I grew up during the 1980’s, a very special decade. We had Ronald Reagan, big hair, Satanic Panic, video arcades, Bruce Springsteen, heavy metal, Freddy Krueger, petting zoos, VHS tapes, monster truck tournaments, Beautiful Mount Airy Lodge, help-a-child foundations (all that’s needed is a desire to help and a clean criminal record!) and cheesy commercials for hot dog joints, to name just a few.
The WNUF Halloween Special starts with a news broadcast, where we hear all the local news – dirty attack ads in governor races, a local dentist giving money for Halloween candy, a Christian group claiming that Halloween is evil. The Halloween Special itself, which takes place in a supposedly haunted house where a young man killed his family and claimed the Devil made him do it, doesn’t start until about twenty minutes into the movie.
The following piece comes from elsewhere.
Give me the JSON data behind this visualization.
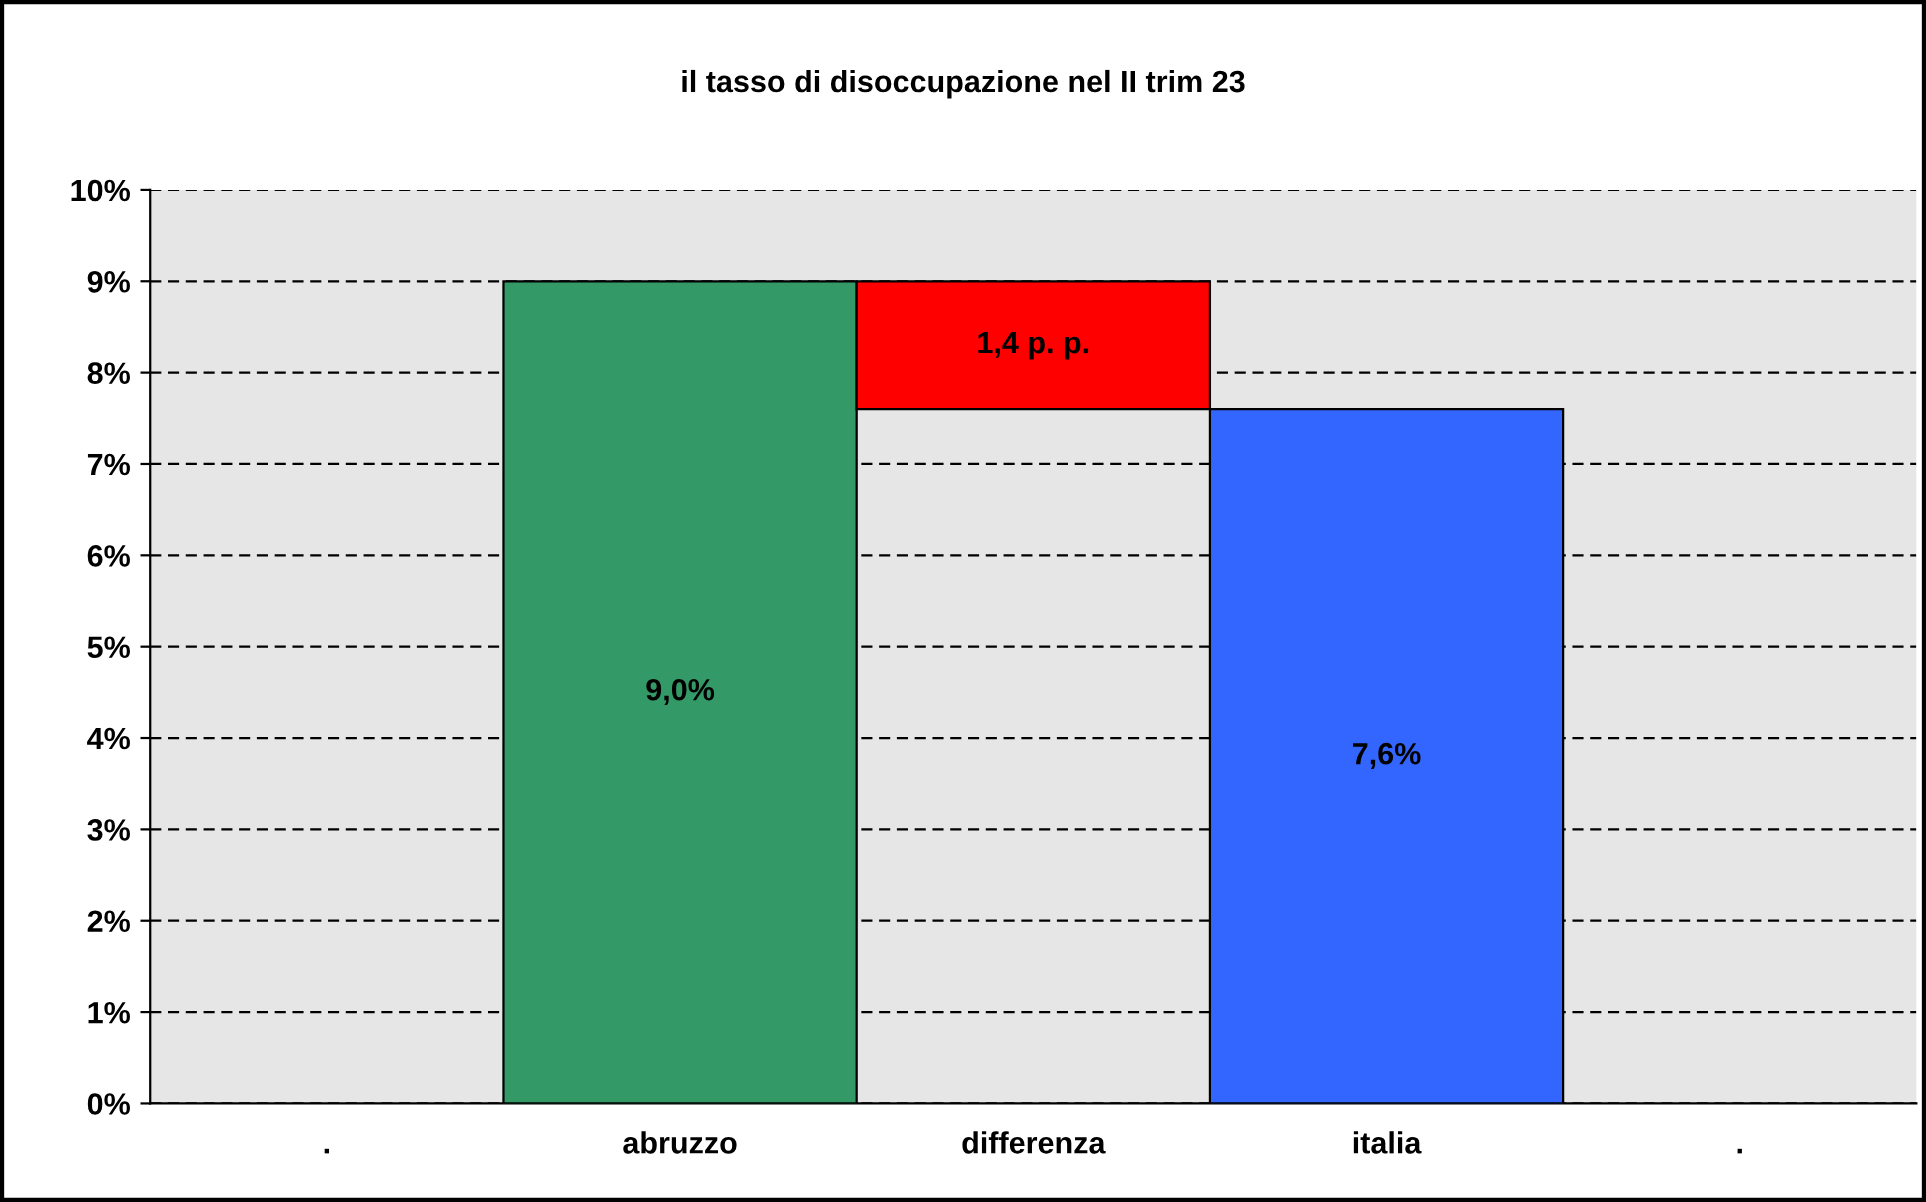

As is fitting, the WNUF Halloween Special comes complete with commercials for carpet joints, local dentists, bad TV shows and petting zoos. I watched a lot of TV in the 80’s, and can tell you the commercials are spot-on. As the night progresses and the kiddies go to bed, the commercials get weirder and more risqué. The special has been recorded on VCR, and the watcher fast-forwards through the duplicates.
The actors and actresses of this movie look like real people, not airbrushed gods and goddesses. Frank Stewart, the narrator of the Halloween Special, has messy hair and the sleazy appeal of a used car salesman. His guests include a pair of fake psychics and their pet cat, along with a priest who becomes increasingly terrified as the night goes on. They have a call-in séance where a caller tells us that Iron Maiden rules and White Lion sucks. It’s amateur hour, but Frank soldiers on, even though it becomes obvious that something’s in the house.
I wouldn’t call the WNUF Halloween Special found-footage because technically the footage isn’t found. But it has links to that genre; other influences include The Amityville Horror and the BBC mockumentary Ghostwatch, which I reviewed last year. The commercials get a bit annoying, but this is a movie worth seeing, if only because it takes us back to the 80’s, that magical decade!